Après cette cérémonie civile arrive le moment des seconds préparatifs de la mariée. Olivia va revêtir une tenue traditionnelle indienne pour le mariage religieux, et c'est le meilleur moment de ma journée. Je crois que la tenue d'Olivia correspond à peu près à l'image d'Épinal de princesse que j'avais à 10 ans (quand je te dis que j'ai beaucoup lu les 1001 nuits, ce n'est pas une expression, j'ai visiblement beaucoup trop lu les 1001 nuits). Je suis également (très) impressionnée par la dextérité de la maquilleuse/coiffeuse/habilleuse - rien que ça - qui aide la mariée à revêtir son sari traditionnel. Je n'aurais jamais imaginé que porter correctement un sari était aussi complexe.

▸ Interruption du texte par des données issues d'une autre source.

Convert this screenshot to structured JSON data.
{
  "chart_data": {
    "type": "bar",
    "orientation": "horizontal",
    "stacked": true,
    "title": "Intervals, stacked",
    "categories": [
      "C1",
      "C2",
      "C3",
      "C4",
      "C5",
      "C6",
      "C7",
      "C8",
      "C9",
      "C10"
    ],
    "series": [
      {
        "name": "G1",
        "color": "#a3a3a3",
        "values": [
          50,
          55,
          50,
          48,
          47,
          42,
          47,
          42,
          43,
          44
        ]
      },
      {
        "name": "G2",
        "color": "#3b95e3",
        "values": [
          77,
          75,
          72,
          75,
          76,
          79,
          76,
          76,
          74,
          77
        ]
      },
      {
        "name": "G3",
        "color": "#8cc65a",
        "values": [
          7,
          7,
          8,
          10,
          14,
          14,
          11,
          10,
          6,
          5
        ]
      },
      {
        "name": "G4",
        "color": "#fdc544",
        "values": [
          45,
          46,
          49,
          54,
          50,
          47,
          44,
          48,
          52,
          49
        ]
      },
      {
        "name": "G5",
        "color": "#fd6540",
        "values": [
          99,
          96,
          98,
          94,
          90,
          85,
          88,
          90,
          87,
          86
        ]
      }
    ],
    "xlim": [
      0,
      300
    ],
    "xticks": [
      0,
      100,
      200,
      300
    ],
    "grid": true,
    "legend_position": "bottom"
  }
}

Tu le sais, j'en ai beaucoup parlé sur ce blog d'ailleurs : j'aime beaucoup les préparatifs. C'est l'occasion de prendre un moment un peu plus calme que le reste de la journée pour faire de jolis portraits, des photos de détails... Sur le mariage de Cyril et Olivia, j'ai une triple dose de préparatifs, je suis donc joie, joie, joie.






La seconde découverte a lieu lors de la cérémonie religieuse au cours de laquelle Olivia remonte l'allée au bras de son papa. L'église n'est pas le moment le plus simple pour moi car nous sommes trois prestataires à assurer la prise de vue, ce qui suppose une coordination importante, avec le risque permanent de gêner les autres ou d'atterrir dans leur champ. La frustration que je ressens par moments quand j'ai du mal à me déplacer amuse beaucoup Cyril ("Manon, tu galérais à bouger non ? Bah c'était marqué sur ta tête.") Décidément, quel grand sens de la retenue que le mien.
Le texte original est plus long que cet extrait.